This question is a variant of the Boy or Girl Paradox, which Wikipedia attributes to Martin Gardner. Wikipedia also writes that "the paradox has frequently stimulated a great deal of controversy"
Wikipedia calls this question a paradox, because:
On the one hand, the birth of a boy as the first child means nothing for the second child: the expecting parents should still give the probability of their next child being a boy as roughly 0.5 (I know that's not exact, just pretend for now).
On the other hand, the guy at the bar (or job interview) might look at the problem differently, because the events have already happened: we know that this parent has two children. What is the likelihood that both are boys vs. the likelihood that one is a boy and one is a girl? Put in that way, the likelihood of having two boys is lower than the likelihood of having children of two genders, because there are two possible states of affairs (out of 4) that would result in that outcome: first boy then girl, and first girl then boy.
In other words, the possible combination of genders for two children is: B/B ; B/G ; G/B ; G/G
The actual solution? It depends how the question is asked, or how and when you discover that one of the children is a boy. From the manner quoted here, the question is ambiguous. If the stranger offered this information to you upfront, than from your perspective, is it as if the stranger is offering information regarding a random child, in which case the answer would be 1/2, or specifically the child that is not the stranger him/herself? In the latter case, the answer would be 1/3, because your original sample size is only the families of two children where one of them is a boy, (or, in another version, you specifically ask, "is one of them a boy", not picking a child at random) and we want to know, of those families, what is the probability that the other child is also a boy.
Eliezer Yudkowsky (a relatively well-known AI researcher) has a lovely story about this problem where writes that an incorrect wording of it changed his life.
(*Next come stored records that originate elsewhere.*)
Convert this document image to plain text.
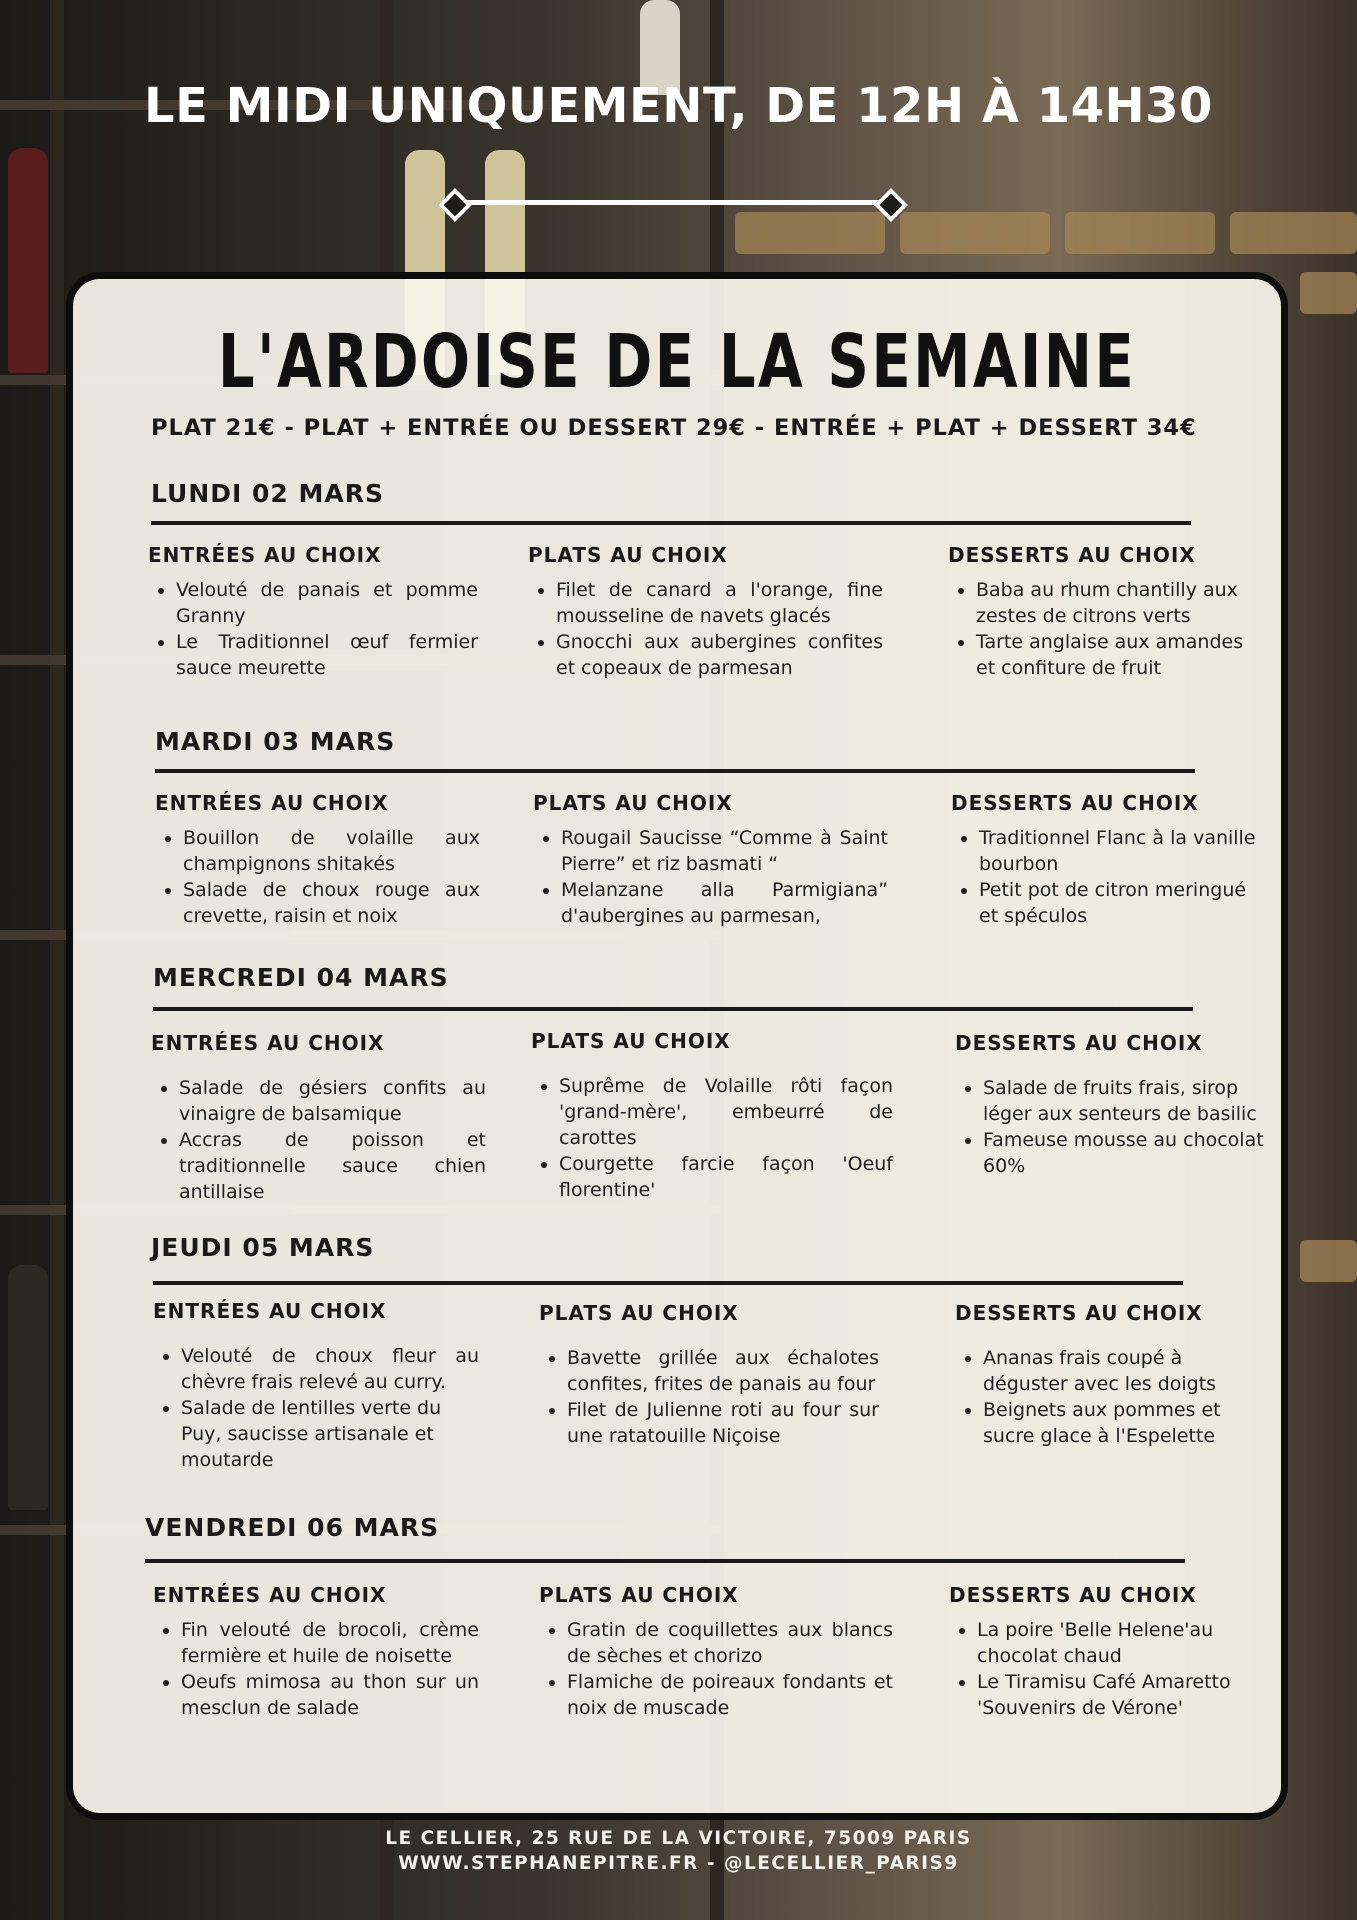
LE MIDI UNIQUEMENT, DE 12H À 14H30
L'ARDOISE DE LA SEMAINE
PLAT 21€ - PLAT + ENTRÉE OU DESSERT 29€ - ENTRÉE + PLAT + DESSERT 34€
LUNDI 02 MARS
ENTRÉES AU CHOIX
• Velouté de panais et pomme Granny
• Le Traditionnel œuf fermier sauce meurette
PLATS AU CHOIX
• Filet de canard a l'orange, fine mousseline de navets glacés
• Gnocchi aux aubergines confites et copeaux de parmesan
DESSERTS AU CHOIX
• Baba au rhum chantilly aux zestes de citrons verts
• Tarte anglaise aux amandes et confiture de fruit
MARDI 03 MARS
ENTRÉES AU CHOIX
• Bouillon de volaille aux champignons shitakés
• Salade de choux rouge aux crevette, raisin et noix
PLATS AU CHOIX
• Rougail Saucisse “Comme à Saint Pierre” et riz basmati “
• Melanzane alla Parmigiana” d'aubergines au parmesan,
DESSERTS AU CHOIX
• Traditionnel Flanc à la vanille bourbon
• Petit pot de citron meringué et spéculos
MERCREDI 04 MARS
ENTRÉES AU CHOIX
• Salade de gésiers confits au vinaigre de balsamique
• Accras de poisson et traditionnelle sauce chien antillaise
PLATS AU CHOIX
• Suprême de Volaille rôti façon 'grand-mère', embeurré de carottes
• Courgette farcie façon 'Oeuf florentine'
DESSERTS AU CHOIX
• Salade de fruits frais, sirop léger aux senteurs de basilic
• Fameuse mousse au chocolat 60%
JEUDI 05 MARS
ENTRÉES AU CHOIX
• Velouté de choux fleur au chèvre frais relevé au curry.
• Salade de lentilles verte du Puy, saucisse artisanale et moutarde
PLATS AU CHOIX
• Bavette grillée aux échalotes confites, frites de panais au four
• Filet de Julienne roti au four sur une ratatouille Niçoise
DESSERTS AU CHOIX
• Ananas frais coupé à déguster avec les doigts
• Beignets aux pommes et sucre glace à l'Espelette
VENDREDI 06 MARS
ENTRÉES AU CHOIX
• Fin velouté de brocoli, crème fermière et huile de noisette
• Oeufs mimosa au thon sur un mesclun de salade
PLATS AU CHOIX
• Gratin de coquillettes aux blancs de sèches et chorizo
• Flamiche de poireaux fondants et noix de muscade
DESSERTS AU CHOIX
• La poire 'Belle Helene'au chocolat chaud
• Le Tiramisu Café Amaretto 'Souvenirs de Vérone'
LE CELLIER, 25 RUE DE LA VICTOIRE, 75009 PARIS
WWW.STEPHANEPITRE.FR - @LECELLIER_PARIS9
He, and the linked Wikipedia article, both have good explanations to a Baysian analysis of the problem and its solution.
Of course, the questioner probably should have also stipulated that it's a way of asking a probability puzzle, so that there wouldn't be any demographic or sociological factors to consider. That way, you can discuss this as a case where boy:girl ratio is 1:1 and that the sex one child doesn't affect the probability of the sex of a second child (which technically isn't true, partly because there's a possibility that the two children are twins), etc. because after all, that's not really the exciting part of the puzzle, is it?